Wine, whine, wine and the premiers’ conference Add to ...

The Council of Federation – the grand name for the annual premiers’ meeting – has a gift for the anticlimactic. Last week’s premiers’ conference was headlined by discussions about interprovincial free trade, as promised. But action on trade? Not so much. Then, on the final day of the conference, Premier Christy Clark of British Columbia and Premier Brad Wall of Saskatchewan announced a momentous breakthrough. The people of their respective provinces will soon be able to legally order wine from wineries in the province, and craft spirits too.

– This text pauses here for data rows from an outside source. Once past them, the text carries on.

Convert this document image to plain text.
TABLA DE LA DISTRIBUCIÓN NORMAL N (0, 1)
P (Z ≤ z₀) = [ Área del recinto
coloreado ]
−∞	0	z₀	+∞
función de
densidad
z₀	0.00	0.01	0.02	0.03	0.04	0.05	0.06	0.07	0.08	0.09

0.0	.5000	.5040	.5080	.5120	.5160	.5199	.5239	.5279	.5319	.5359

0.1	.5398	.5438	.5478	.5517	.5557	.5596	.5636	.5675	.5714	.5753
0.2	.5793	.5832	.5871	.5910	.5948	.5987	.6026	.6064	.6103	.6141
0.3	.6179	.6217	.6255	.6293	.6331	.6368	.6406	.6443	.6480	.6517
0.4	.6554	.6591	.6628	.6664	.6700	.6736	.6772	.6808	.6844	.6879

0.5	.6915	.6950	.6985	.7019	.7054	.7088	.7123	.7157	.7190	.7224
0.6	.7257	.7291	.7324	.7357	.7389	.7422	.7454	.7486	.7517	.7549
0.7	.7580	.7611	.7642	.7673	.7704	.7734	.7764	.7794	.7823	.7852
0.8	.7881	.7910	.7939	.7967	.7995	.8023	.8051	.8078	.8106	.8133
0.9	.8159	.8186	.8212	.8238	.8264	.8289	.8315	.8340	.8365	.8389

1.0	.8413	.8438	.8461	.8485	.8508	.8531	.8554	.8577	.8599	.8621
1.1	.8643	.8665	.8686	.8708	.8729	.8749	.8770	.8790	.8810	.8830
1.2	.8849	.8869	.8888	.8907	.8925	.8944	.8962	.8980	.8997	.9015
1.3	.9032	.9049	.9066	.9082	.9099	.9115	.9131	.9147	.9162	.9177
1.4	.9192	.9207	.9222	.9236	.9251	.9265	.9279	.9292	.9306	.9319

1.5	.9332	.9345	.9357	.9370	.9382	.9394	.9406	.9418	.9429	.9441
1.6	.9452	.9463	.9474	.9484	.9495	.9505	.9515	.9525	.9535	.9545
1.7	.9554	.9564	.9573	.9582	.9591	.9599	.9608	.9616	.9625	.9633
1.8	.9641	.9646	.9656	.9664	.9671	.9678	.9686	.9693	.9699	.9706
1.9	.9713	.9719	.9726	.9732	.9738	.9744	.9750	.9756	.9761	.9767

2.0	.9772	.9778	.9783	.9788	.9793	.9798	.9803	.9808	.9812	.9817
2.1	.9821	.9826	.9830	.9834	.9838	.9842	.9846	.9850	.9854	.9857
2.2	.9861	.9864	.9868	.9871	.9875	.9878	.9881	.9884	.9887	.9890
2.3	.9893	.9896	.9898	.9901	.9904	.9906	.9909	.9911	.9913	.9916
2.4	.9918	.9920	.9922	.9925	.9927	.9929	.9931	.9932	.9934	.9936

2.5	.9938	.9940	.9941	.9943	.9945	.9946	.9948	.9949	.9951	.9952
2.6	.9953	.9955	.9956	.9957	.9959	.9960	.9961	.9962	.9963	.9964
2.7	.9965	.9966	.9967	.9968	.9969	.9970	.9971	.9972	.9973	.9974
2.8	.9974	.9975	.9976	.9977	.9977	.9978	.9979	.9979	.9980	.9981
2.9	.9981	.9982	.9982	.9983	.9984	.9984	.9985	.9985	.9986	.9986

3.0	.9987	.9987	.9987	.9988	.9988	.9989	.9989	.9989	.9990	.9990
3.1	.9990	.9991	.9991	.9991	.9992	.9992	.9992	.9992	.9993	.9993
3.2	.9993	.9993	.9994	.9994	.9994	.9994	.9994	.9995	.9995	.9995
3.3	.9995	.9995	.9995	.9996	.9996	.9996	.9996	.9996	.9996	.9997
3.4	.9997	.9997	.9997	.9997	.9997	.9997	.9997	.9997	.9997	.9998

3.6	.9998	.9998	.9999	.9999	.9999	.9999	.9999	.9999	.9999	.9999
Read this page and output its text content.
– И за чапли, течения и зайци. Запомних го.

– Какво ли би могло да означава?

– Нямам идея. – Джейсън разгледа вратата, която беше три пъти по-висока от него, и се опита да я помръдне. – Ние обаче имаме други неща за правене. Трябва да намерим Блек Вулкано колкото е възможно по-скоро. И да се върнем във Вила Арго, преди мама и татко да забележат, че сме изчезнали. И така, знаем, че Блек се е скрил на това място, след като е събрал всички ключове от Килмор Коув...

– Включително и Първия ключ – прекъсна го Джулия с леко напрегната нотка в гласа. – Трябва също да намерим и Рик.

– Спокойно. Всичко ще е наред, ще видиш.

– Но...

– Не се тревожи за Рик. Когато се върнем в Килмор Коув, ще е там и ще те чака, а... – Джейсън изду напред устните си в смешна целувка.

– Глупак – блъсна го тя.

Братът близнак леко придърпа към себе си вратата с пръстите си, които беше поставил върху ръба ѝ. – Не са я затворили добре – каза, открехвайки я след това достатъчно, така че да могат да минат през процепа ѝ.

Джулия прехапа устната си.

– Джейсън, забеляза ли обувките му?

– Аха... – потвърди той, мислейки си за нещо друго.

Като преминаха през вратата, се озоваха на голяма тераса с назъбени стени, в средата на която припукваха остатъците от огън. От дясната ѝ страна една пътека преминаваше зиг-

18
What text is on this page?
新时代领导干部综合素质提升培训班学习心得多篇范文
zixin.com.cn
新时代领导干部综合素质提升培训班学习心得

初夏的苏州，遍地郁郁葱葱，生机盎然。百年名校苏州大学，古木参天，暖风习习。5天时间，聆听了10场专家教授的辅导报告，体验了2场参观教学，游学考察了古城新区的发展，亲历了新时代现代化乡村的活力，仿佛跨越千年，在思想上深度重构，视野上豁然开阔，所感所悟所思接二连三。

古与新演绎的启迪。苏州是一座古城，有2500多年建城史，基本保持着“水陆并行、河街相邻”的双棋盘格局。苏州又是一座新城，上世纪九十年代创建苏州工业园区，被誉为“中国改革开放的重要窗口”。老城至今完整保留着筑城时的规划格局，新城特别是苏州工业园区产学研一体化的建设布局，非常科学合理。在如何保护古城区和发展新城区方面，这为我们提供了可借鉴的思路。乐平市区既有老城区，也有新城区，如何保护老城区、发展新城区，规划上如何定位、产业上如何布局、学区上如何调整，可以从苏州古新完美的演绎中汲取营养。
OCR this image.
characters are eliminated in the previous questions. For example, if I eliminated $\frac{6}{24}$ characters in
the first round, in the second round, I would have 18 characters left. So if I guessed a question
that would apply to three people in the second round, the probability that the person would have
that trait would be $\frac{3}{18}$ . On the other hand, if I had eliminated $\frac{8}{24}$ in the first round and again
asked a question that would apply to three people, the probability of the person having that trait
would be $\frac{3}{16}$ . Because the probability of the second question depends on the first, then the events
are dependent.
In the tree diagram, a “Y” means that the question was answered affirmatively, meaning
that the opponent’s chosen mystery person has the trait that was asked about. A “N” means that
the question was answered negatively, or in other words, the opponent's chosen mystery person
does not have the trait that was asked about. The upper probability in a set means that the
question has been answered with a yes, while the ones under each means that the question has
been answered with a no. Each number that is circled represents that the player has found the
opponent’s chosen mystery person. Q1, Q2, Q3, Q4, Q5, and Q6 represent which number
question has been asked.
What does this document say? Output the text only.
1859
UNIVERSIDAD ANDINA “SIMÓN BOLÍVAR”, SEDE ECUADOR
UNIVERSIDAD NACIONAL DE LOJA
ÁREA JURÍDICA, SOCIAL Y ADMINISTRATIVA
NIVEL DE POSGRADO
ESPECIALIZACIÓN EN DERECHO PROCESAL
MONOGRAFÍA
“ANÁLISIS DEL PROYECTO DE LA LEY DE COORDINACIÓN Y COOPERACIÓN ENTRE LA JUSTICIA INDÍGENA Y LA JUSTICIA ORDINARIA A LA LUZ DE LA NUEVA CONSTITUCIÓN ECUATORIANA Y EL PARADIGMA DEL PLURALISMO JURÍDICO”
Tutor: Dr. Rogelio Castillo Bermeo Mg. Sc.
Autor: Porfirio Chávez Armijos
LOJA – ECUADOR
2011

That’s it? After Mr. Wall’s spirited threat to start a retaliatory interprovincial trade war if interprovincial trade barriers are not brought down, the resulting deal is, if we may refer to wine bottle sizes, the tinniest Piccolo rather than the promised Jeroboam.

As readers may have guessed, there are many more wineries in B.C. than in Saskatchewan, but there is no need for exact symmetry. (That’s why it’s called free trade, see?) Wine reciprocity will be in effect at or before the end of 2014. Craft spirits will be able to cross the relevant borders in June, 2015.

It’s odd that B.C. and Saskatchewan had to enter into a specific free-trade arrangement on this at all, considering that B.C., Alberta and Saskatchewan are already members of an economic and trade area called the New West Partnership, a successor to an earlier Alberta-B.C. alliance called TILMA. The fact that it was necessary to do a special deal to let Saskatchewanians buy B.C. wine shows how fractured the country’s common market really is.